The flight attendant returned five minutes later and handed me a metallic flight case.
“What’s this?”
“Sit on that and you’ll be able to see.”
With the hard, ice-cold metallic suitcase below me, I could see about half of the screen. Then I realized I was sitting in the exit row. The rule is that if you feel you can’t open the emergency hatch then you shouldn’t be sitting next to it. I called the flight attendant.
“So sorry to disturb you, only I’ve just noticed where we’re sitting and I don’t feel confident I can open the door in an emergency.”
“Oh my goodness,” she said, “you’ve got a good point there. Hang on.”
I rubbed my hands in anticipation as she headed off again.
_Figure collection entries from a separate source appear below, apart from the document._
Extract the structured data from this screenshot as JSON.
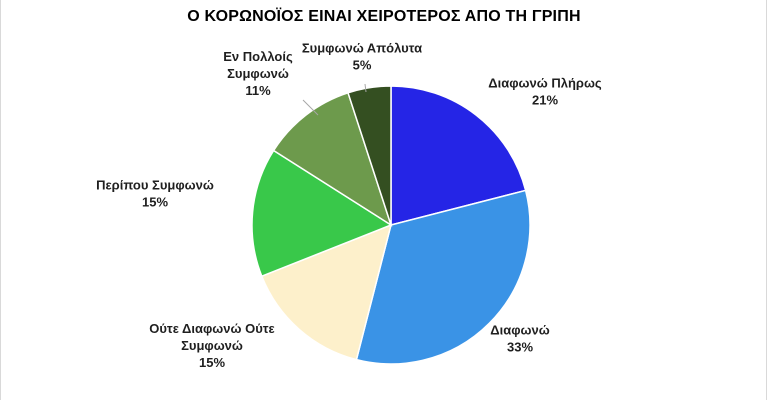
{
  "chart_data": {
    "type": "pie",
    "title": "Ο ΚΟΡΩΝΟΪΟΣ ΕΙΝΑΙ ΧΕΙΡΟΤΕΡΟΣ ΑΠΟ ΤΗ ΓΡΙΠΗ",
    "slices": [
      {
        "label": [
          "Διαφωνώ Πλήρως"
        ],
        "value": 21,
        "value_label": "21%",
        "color": "#2525e6"
      },
      {
        "label": [
          "Διαφωνώ"
        ],
        "value": 33,
        "value_label": "33%",
        "color": "#3a93e6"
      },
      {
        "label": [
          "Ούτε Διαφωνώ Ούτε",
          "Συμφωνώ"
        ],
        "value": 15,
        "value_label": "15%",
        "color": "#fdf0cb"
      },
      {
        "label": [
          "Περίπου Συμφωνώ"
        ],
        "value": 15,
        "value_label": "15%",
        "color": "#39c84a"
      },
      {
        "label": [
          "Εν Πολλοίς",
          "Συμφωνώ"
        ],
        "value": 11,
        "value_label": "11%",
        "color": "#6d9a4c"
      },
      {
        "label": [
          "Συμφωνώ Απόλυτα"
        ],
        "value": 5,
        "value_label": "5%",
        "color": "#344f21"
      }
    ],
    "start_angle_deg": 0,
    "direction": "clockwise",
    "slice_border_color": "#ffffff",
    "leader_line_color": "#a6a6a6"
  }
}
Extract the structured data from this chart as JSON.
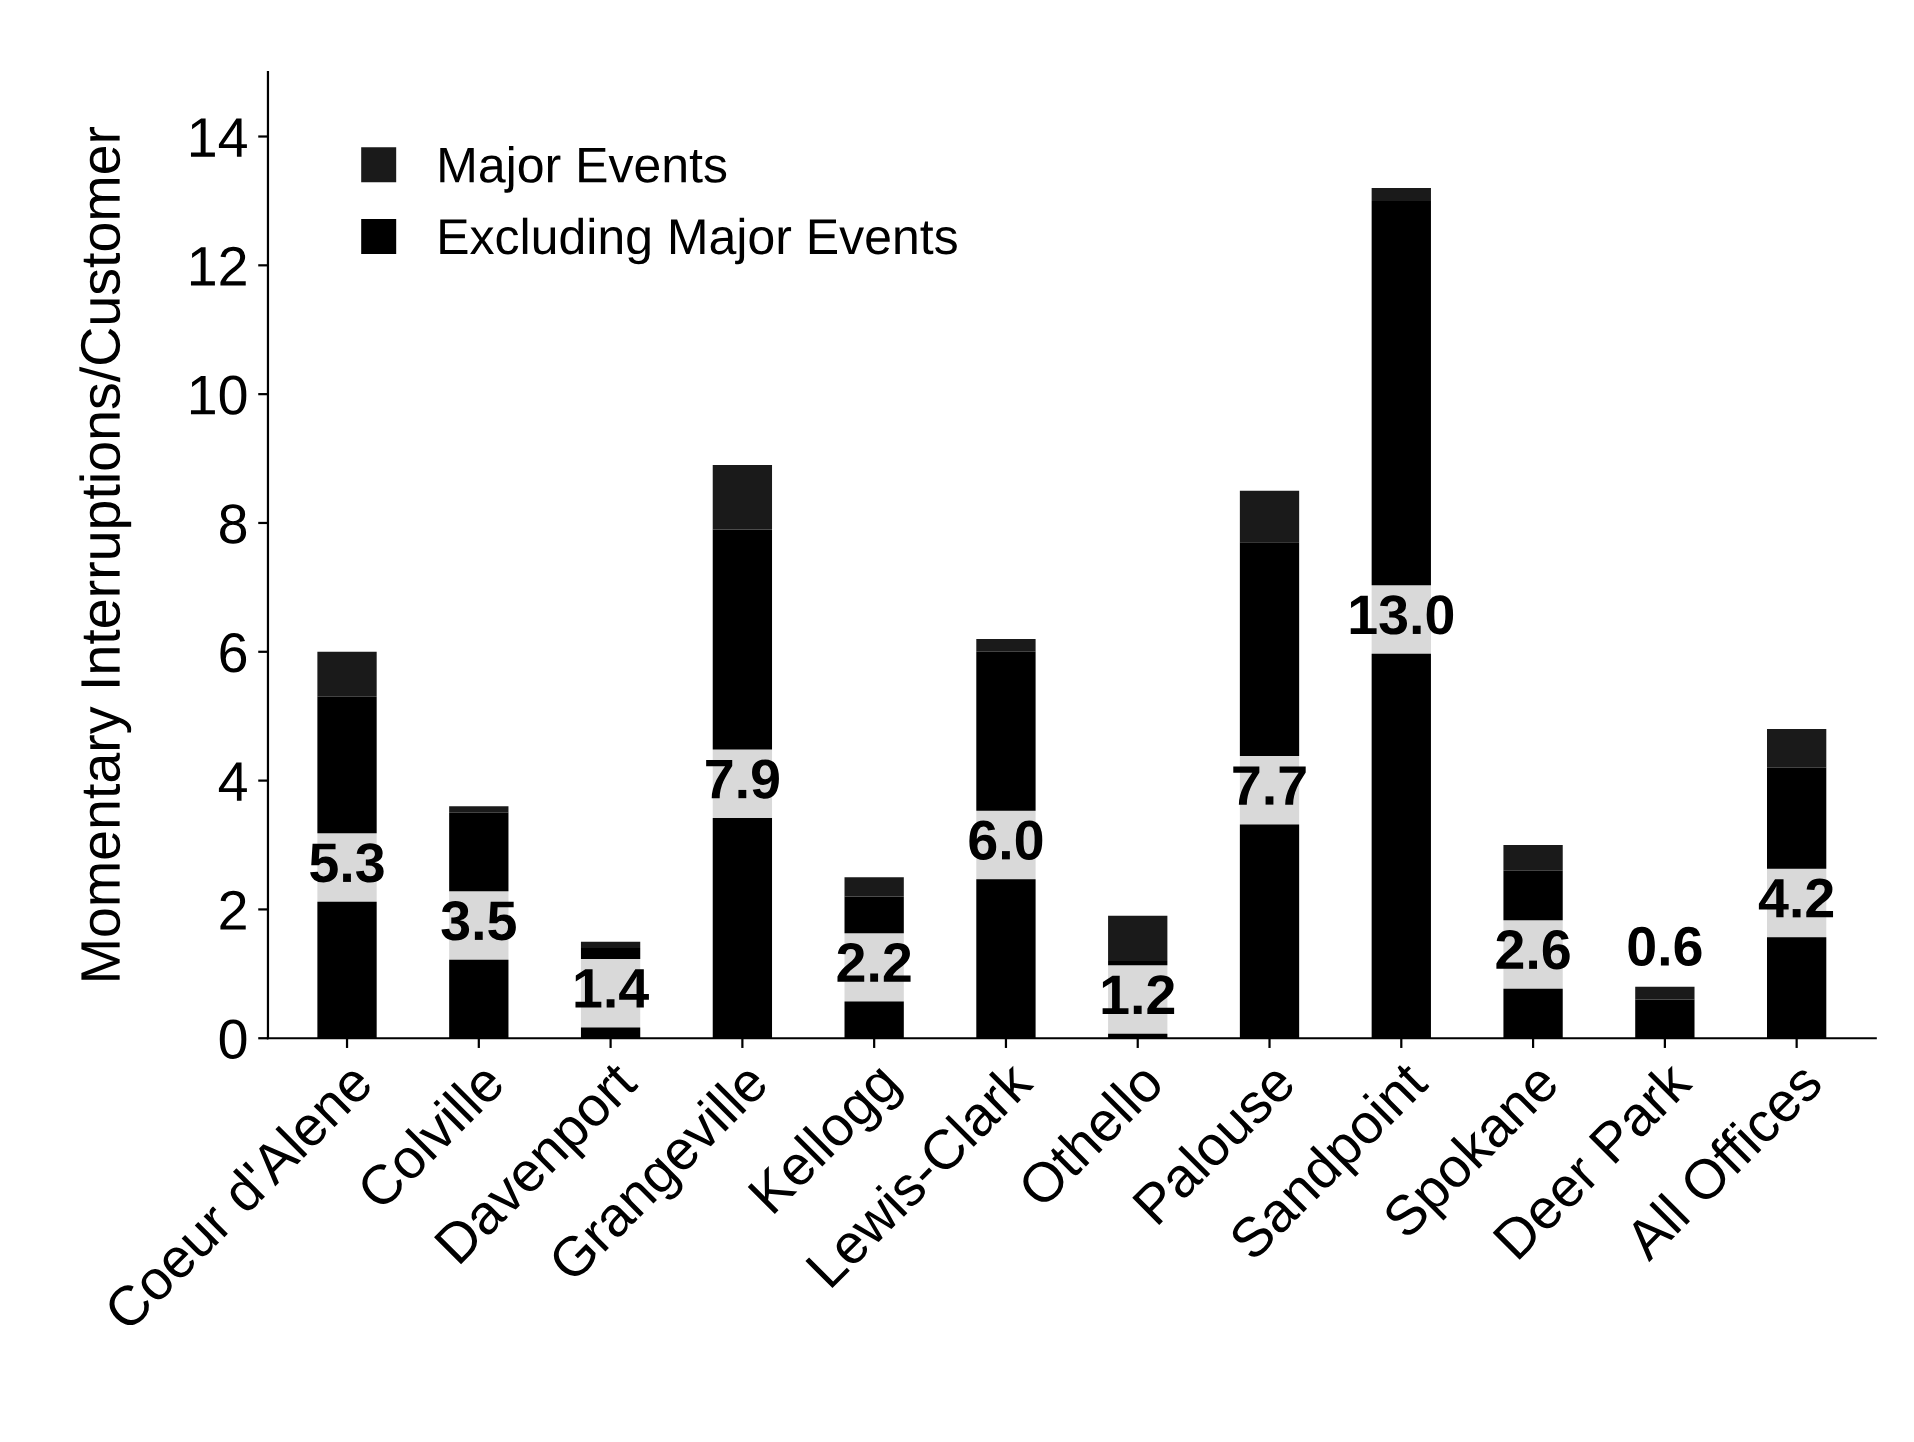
{
  "chart_data": {
    "type": "bar",
    "stacked": true,
    "ylabel": "Momentary Interruptions/Customer",
    "categories": [
      "Coeur d'Alene",
      "Colville",
      "Davenport",
      "Grangeville",
      "Kellogg",
      "Lewis-Clark",
      "Othello",
      "Palouse",
      "Sandpoint",
      "Spokane",
      "Deer Park",
      "All Offices"
    ],
    "series": [
      {
        "name": "Excluding Major Events",
        "color": "#000000",
        "values": [
          5.3,
          3.5,
          1.4,
          7.9,
          2.2,
          6.0,
          1.2,
          7.7,
          13.0,
          2.6,
          0.6,
          4.2
        ],
        "value_labels": [
          "5.3",
          "3.5",
          "1.4",
          "7.9",
          "2.2",
          "6.0",
          "1.2",
          "7.7",
          "13.0",
          "2.6",
          "0.6",
          "4.2"
        ]
      },
      {
        "name": "Major Events",
        "color": "#1a1a1a",
        "values": [
          0.7,
          0.1,
          0.1,
          1.0,
          0.3,
          0.2,
          0.7,
          0.8,
          0.2,
          0.4,
          0.2,
          0.6
        ]
      }
    ],
    "ylim": [
      0,
      15
    ],
    "yticks": [
      0,
      2,
      4,
      6,
      8,
      10,
      12,
      14
    ],
    "grid": false,
    "legend": "top left"
  }
}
She returned two minutes later.
“I’ve just asked someone in another row and they’ve very kindly agreed to swap with you.”
As my smile faded, she gestured to the row just in front of us.
Now I was still in economy, with less legroom, sitting on an uncomfortable metal box and watching a film I didn’t want to see.
“Hmmm,” I said, thinking out loud, as Sam settled down beside me and tried to get back to sleep. “Perhaps I could –”
Sam’s eyes snapped open. “Just leave it, Warwick.”
Once we were in California, Sam and I met Mark Jones at his house in the Hollywood Hills. He was a successful TV writer who’d produced scripts for many popular 1980s TV shows, including
The A-Team
, and now wanted to make movies. It was a hot September day and he put on a very pleasant lunch.
Mark showed us around his house, he was especially proud of the fact that he had a real fireplace.
“Let me show you how good it looks when it’s lit,” he said enthusiastically.
“No, really, you don’t have to.”
“But I insist. I’ve never had an English person stay with me before so I’ve never had an excuse to light it.”